The main thing you should focus on when writing partner fighting scenes is the flow of your writing.
What you don't want is this: (I apologize, my examples are poorly and hastily written)
The ogre hurled himself at Jack. Holly stepped in front of Jack and thrust her spear upwards. The ogre landed on the sharp obsidian point and let out a gurgle before slumping to the frosty ground. Jack stepped away to combat a lone goblin while Holly focused her attention on the slow-moving Golem.
It sounds a bit clunky and the flow is off. You can fix this by locating where the partners are in the scene and adding more detail to avoid going from Jack did this, then Holly did this, then that... etc. (Again my writing will seem dreadful but you should be able to get the gist of the quality change from example 1 to example 2.)

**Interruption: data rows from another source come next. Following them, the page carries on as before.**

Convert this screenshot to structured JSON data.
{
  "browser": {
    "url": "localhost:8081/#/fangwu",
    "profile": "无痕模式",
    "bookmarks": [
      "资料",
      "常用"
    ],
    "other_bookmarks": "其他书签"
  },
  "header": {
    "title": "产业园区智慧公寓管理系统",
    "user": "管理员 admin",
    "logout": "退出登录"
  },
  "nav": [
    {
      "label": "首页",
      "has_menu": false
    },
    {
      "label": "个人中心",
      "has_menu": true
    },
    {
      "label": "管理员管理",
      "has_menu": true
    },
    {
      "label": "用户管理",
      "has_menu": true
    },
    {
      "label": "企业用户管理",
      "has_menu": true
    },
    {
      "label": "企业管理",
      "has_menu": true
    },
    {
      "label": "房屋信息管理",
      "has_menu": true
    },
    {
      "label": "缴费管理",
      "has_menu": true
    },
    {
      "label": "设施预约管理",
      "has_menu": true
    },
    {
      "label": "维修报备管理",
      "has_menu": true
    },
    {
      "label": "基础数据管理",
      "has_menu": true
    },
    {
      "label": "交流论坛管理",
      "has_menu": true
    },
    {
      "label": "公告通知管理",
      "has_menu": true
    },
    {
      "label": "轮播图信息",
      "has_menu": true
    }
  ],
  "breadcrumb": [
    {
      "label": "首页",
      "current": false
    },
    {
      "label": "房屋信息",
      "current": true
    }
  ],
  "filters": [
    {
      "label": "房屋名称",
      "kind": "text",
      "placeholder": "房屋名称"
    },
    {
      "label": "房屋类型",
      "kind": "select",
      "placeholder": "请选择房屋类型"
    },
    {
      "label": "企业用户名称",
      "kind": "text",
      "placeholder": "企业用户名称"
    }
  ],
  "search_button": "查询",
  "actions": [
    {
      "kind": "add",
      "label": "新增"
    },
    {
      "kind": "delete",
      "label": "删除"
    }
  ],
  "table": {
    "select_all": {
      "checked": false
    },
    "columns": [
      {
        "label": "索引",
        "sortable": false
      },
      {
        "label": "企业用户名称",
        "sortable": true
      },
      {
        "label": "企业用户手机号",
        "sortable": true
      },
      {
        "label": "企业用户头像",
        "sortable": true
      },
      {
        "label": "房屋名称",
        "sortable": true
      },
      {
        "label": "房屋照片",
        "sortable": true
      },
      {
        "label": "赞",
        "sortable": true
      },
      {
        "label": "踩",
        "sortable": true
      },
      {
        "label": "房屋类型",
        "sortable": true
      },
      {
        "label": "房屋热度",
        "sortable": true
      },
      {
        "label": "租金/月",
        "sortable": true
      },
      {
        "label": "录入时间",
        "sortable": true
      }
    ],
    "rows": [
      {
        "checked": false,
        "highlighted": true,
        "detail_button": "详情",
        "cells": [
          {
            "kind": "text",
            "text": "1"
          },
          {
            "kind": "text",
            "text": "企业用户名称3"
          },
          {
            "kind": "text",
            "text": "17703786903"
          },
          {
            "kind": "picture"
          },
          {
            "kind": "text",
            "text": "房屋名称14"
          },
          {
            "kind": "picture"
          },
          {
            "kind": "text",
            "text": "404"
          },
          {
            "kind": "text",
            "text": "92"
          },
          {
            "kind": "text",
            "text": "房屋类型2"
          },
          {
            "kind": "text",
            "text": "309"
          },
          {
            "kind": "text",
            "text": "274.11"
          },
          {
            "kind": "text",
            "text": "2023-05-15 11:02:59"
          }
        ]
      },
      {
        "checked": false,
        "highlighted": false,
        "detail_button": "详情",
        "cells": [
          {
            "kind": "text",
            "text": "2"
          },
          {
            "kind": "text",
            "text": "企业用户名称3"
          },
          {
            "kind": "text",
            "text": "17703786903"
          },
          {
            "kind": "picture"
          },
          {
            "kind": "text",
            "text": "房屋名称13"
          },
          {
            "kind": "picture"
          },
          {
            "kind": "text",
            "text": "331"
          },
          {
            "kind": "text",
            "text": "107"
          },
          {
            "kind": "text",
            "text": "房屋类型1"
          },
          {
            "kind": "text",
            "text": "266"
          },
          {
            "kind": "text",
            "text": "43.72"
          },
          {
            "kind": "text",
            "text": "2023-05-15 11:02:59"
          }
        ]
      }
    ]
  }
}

The ogre hurled himself at Jack. Thinking fast, Holly quickly stepped in front of Jack and thrust her spear upwards. The ogre landed on the sharp obsidian point and let out a chilling gurgle before slumping to the frosty ground. Jack hastily thanked Holly before stepping left of Holly to combat a lone goblin. Preparing for a retaliation from the enemy, Holly moved backward to focus her attention on the slow-moving Golem coming from the foothills.
This strategy could work, or you could try POV switching. This will help exaggerate the fighting and show internal thoughts depending on what type of POV you write.
Think of your characters. How would they fight? Picture the scene - would Jack cowardly hide or would he brazenly attack? Consider how the characters would work together. Stay true to your characters - if Jack had no fighting experience, he would probably fight with his fists or blunt weapons. Also, try and have some emotion and dialogue in your fight scene. No one likes just nitty-gritty fighting without character progression. This will help make your scene as dynamic as possible.
It is a difficult thing to do because the line between too little detail on character movement and cooperation and too much detail is thin.
I sometimes scan over drawn-out battle scenes where each character's role is too exaggerated or the details are unusually long, so I would opt for only describing major details and updates on the scene. This would move the story along but still give the drama of a battle scene.
Another thing you could do would be to use staccato sentences for effect. They are dramatic and you can reflect both character's actions in quick bits. This also makes a more exciting scene.